Back

quoted Commodore by Brian Bagnall

Brian Bagnall: Commodore (2010, Variant Press) 3 stars

Filled with first-hand accounts of ambition, greed, and inspired engineering, this history of the personal …

The engineers wanted to improve the colour on the chip. "It was the same thing with the Apple and Atari computers," explains [Bob] Yannes. "You would get interaction between the luminance signal, which is the black and white information, and the colour signal.
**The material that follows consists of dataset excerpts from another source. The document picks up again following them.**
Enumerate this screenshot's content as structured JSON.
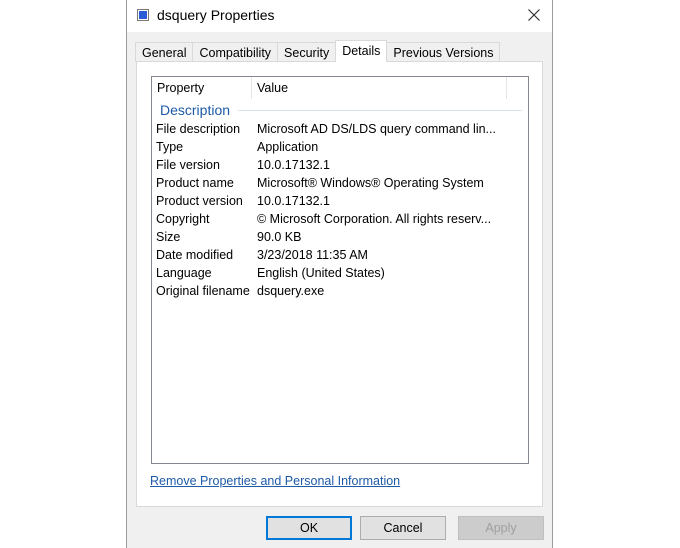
{
  "window": {
    "title": "dsquery Properties"
  },
  "tabs": [
    {
      "label": "General"
    },
    {
      "label": "Compatibility"
    },
    {
      "label": "Security"
    },
    {
      "label": "Details"
    },
    {
      "label": "Previous Versions"
    }
  ],
  "active_tab": "Details",
  "list": {
    "columns": [
      "Property",
      "Value"
    ],
    "group": "Description",
    "rows": [
      {
        "property": "File description",
        "value": "Microsoft AD DS/LDS query command lin..."
      },
      {
        "property": "Type",
        "value": "Application"
      },
      {
        "property": "File version",
        "value": "10.0.17132.1"
      },
      {
        "property": "Product name",
        "value": "Microsoft® Windows® Operating System"
      },
      {
        "property": "Product version",
        "value": "10.0.17132.1"
      },
      {
        "property": "Copyright",
        "value": "© Microsoft Corporation. All rights reserv..."
      },
      {
        "property": "Size",
        "value": "90.0 KB"
      },
      {
        "property": "Date modified",
        "value": "3/23/2018 11:35 AM"
      },
      {
        "property": "Language",
        "value": "English (United States)"
      },
      {
        "property": "Original filename",
        "value": "dsquery.exe"
      }
    ]
  },
  "link": {
    "remove_label": "Remove Properties and Personal Information"
  },
  "buttons": {
    "ok": "OK",
    "cancel": "Cancel",
    "apply": "Apply"
  },
  "colors": {
    "accent": "#0078d7",
    "link": "#1e5aa8",
    "group_header": "#1e5aa8"
  }
}
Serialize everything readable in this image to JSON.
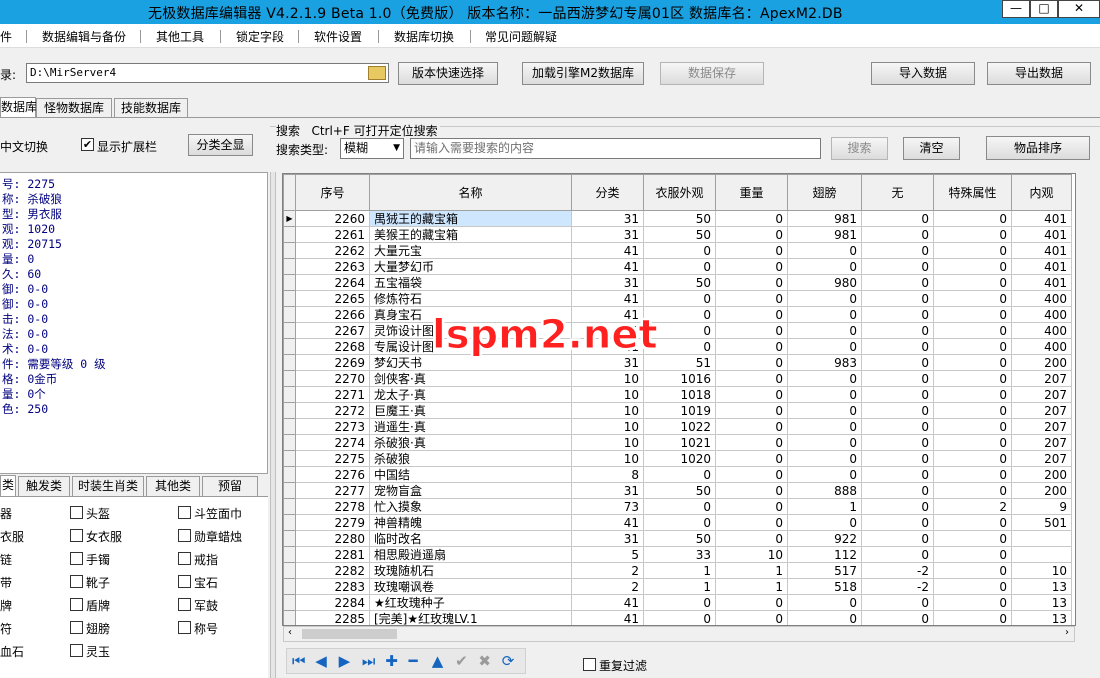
{
  "window": {
    "title": "无极数据库编辑器 V4.2.1.9    Beta 1.0（免费版）    版本名称：一品西游梦幻专属01区    数据库名：ApexM2.DB",
    "min_glyph": "—",
    "max_glyph": "□",
    "close_glyph": "✕"
  },
  "menu": [
    "件",
    "数据编辑与备份",
    "其他工具",
    "锁定字段",
    "软件设置",
    "数据库切换",
    "常见问题解疑"
  ],
  "toolbar": {
    "dir_label": "录:",
    "dir_value": "D:\\MirServer4",
    "version_quick_select": "版本快速选择",
    "load_engine_db": "加载引擎M2数据库",
    "save_data": "数据保存",
    "import_data": "导入数据",
    "export_data": "导出数据"
  },
  "db_tabs": [
    "数据库",
    "怪物数据库",
    "技能数据库"
  ],
  "options": {
    "lang_switch": "中文切换",
    "show_ext_bar": "显示扩展栏",
    "show_ext_bar_checked": true,
    "show_all_categories": "分类全显"
  },
  "search": {
    "title": "搜索   Ctrl+F 可打开定位搜索",
    "type_label": "搜索类型:",
    "type_value": "模糊",
    "placeholder": "请输入需要搜索的内容",
    "search_button": "搜索",
    "clear_button": "清空",
    "sort_button": "物品排序"
  },
  "info_lines": [
    "号: 2275",
    "称: 杀破狼",
    "型: 男衣服",
    "观: 1020",
    "观: 20715",
    "量: 0",
    "久: 60",
    " 御: 0-0",
    " 御: 0-0",
    " 击: 0-0",
    " 法: 0-0",
    " 术: 0-0",
    "件: 需要等级 0 级",
    "格: 0金币",
    "量: 0个",
    "色: 250"
  ],
  "category_tabs": [
    "类",
    "触发类",
    "时装生肖类",
    "其他类",
    "预留"
  ],
  "categories": [
    [
      "器",
      "头盔",
      "斗笠面巾"
    ],
    [
      "衣服",
      "女衣服",
      "勋章蜡烛"
    ],
    [
      "链",
      "手镯",
      "戒指"
    ],
    [
      "带",
      "靴子",
      "宝石"
    ],
    [
      "牌",
      "盾牌",
      "军鼓"
    ],
    [
      "符",
      "翅膀",
      "称号"
    ],
    [
      "血石",
      "灵玉",
      ""
    ]
  ],
  "table": {
    "columns": [
      "序号",
      "名称",
      "分类",
      "衣服外观",
      "重量",
      "翅膀",
      "无",
      "特殊属性",
      "内观"
    ],
    "rows": [
      [
        "2260",
        "禺狨王的藏宝箱",
        "31",
        "50",
        "0",
        "981",
        "0",
        "0",
        "401"
      ],
      [
        "2261",
        "美猴王的藏宝箱",
        "31",
        "50",
        "0",
        "981",
        "0",
        "0",
        "401"
      ],
      [
        "2262",
        "大量元宝",
        "41",
        "0",
        "0",
        "0",
        "0",
        "0",
        "401"
      ],
      [
        "2263",
        "大量梦幻币",
        "41",
        "0",
        "0",
        "0",
        "0",
        "0",
        "401"
      ],
      [
        "2264",
        "五宝福袋",
        "31",
        "50",
        "0",
        "980",
        "0",
        "0",
        "401"
      ],
      [
        "2265",
        "修炼符石",
        "41",
        "0",
        "0",
        "0",
        "0",
        "0",
        "400"
      ],
      [
        "2266",
        "真身宝石",
        "41",
        "0",
        "0",
        "0",
        "0",
        "0",
        "400"
      ],
      [
        "2267",
        "灵饰设计图",
        "41",
        "0",
        "0",
        "0",
        "0",
        "0",
        "400"
      ],
      [
        "2268",
        "专属设计图",
        "41",
        "0",
        "0",
        "0",
        "0",
        "0",
        "400"
      ],
      [
        "2269",
        "梦幻天书",
        "31",
        "51",
        "0",
        "983",
        "0",
        "0",
        "200"
      ],
      [
        "2270",
        "剑侠客·真",
        "10",
        "1016",
        "0",
        "0",
        "0",
        "0",
        "207"
      ],
      [
        "2271",
        "龙太子·真",
        "10",
        "1018",
        "0",
        "0",
        "0",
        "0",
        "207"
      ],
      [
        "2272",
        "巨魔王·真",
        "10",
        "1019",
        "0",
        "0",
        "0",
        "0",
        "207"
      ],
      [
        "2273",
        "逍遥生·真",
        "10",
        "1022",
        "0",
        "0",
        "0",
        "0",
        "207"
      ],
      [
        "2274",
        "杀破狼·真",
        "10",
        "1021",
        "0",
        "0",
        "0",
        "0",
        "207"
      ],
      [
        "2275",
        "杀破狼",
        "10",
        "1020",
        "0",
        "0",
        "0",
        "0",
        "207"
      ],
      [
        "2276",
        "中国结",
        "8",
        "0",
        "0",
        "0",
        "0",
        "0",
        "200"
      ],
      [
        "2277",
        "宠物盲盒",
        "31",
        "50",
        "0",
        "888",
        "0",
        "0",
        "200"
      ],
      [
        "2278",
        "忙入摸象",
        "73",
        "0",
        "0",
        "1",
        "0",
        "2",
        "9"
      ],
      [
        "2279",
        "神兽精魄",
        "41",
        "0",
        "0",
        "0",
        "0",
        "0",
        "501"
      ],
      [
        "2280",
        "临时改名",
        "31",
        "50",
        "0",
        "922",
        "0",
        "0",
        ""
      ],
      [
        "2281",
        "相思殿逍遥扇",
        "5",
        "33",
        "10",
        "112",
        "0",
        "0",
        ""
      ],
      [
        "2282",
        "玫瑰随机石",
        "2",
        "1",
        "1",
        "517",
        "-2",
        "0",
        "10"
      ],
      [
        "2283",
        "玫瑰嘲讽卷",
        "2",
        "1",
        "1",
        "518",
        "-2",
        "0",
        "13"
      ],
      [
        "2284",
        "★红玫瑰种子",
        "41",
        "0",
        "0",
        "0",
        "0",
        "0",
        "13"
      ],
      [
        "2285",
        "[完美]★红玫瑰LV.1",
        "41",
        "0",
        "0",
        "0",
        "0",
        "0",
        "13"
      ]
    ],
    "selected_row": 0
  },
  "nav": {
    "icons": [
      "first-icon",
      "prev-icon",
      "next-icon",
      "last-icon",
      "insert-icon",
      "delete-icon",
      "edit-icon",
      "post-icon",
      "cancel-icon",
      "refresh-icon"
    ],
    "glyphs": [
      "⏮",
      "◀",
      "▶",
      "⏭",
      "✚",
      "━",
      "▲",
      "✔",
      "✖",
      "⟳"
    ],
    "disabled": [
      false,
      false,
      false,
      false,
      false,
      false,
      false,
      true,
      true,
      false
    ]
  },
  "repeat_filter": "重复过滤",
  "watermark": "lspm2.net"
}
So you would end up with these various colours on the screen which weren't really what you wanted, but it was just the nature of the NTSC video standard that the luminance and chrominance signals interact with each other." To purify the colours, [Al] Charpentier made a risky last minute change. "Al had the idea that if the two clocks were independent from each other, then that interaction wouldn't happen," says Yannes. "We separated the clock generators on the VIC chip so that the colour crystal was a separate clock from the video shift rate." The engineers noticed the default white on dark blue screen no longer looked appealing. "Even though it has good contrast, the transition from blue to white produced kind of an ugly edge," explains Yannes. "We ended up having to make it light blue on dark blue."

Commodore by  (Page 412)

Bob Yannes (designer of the SID chip) explains why the Commodore 64 had default colours of blue on blue.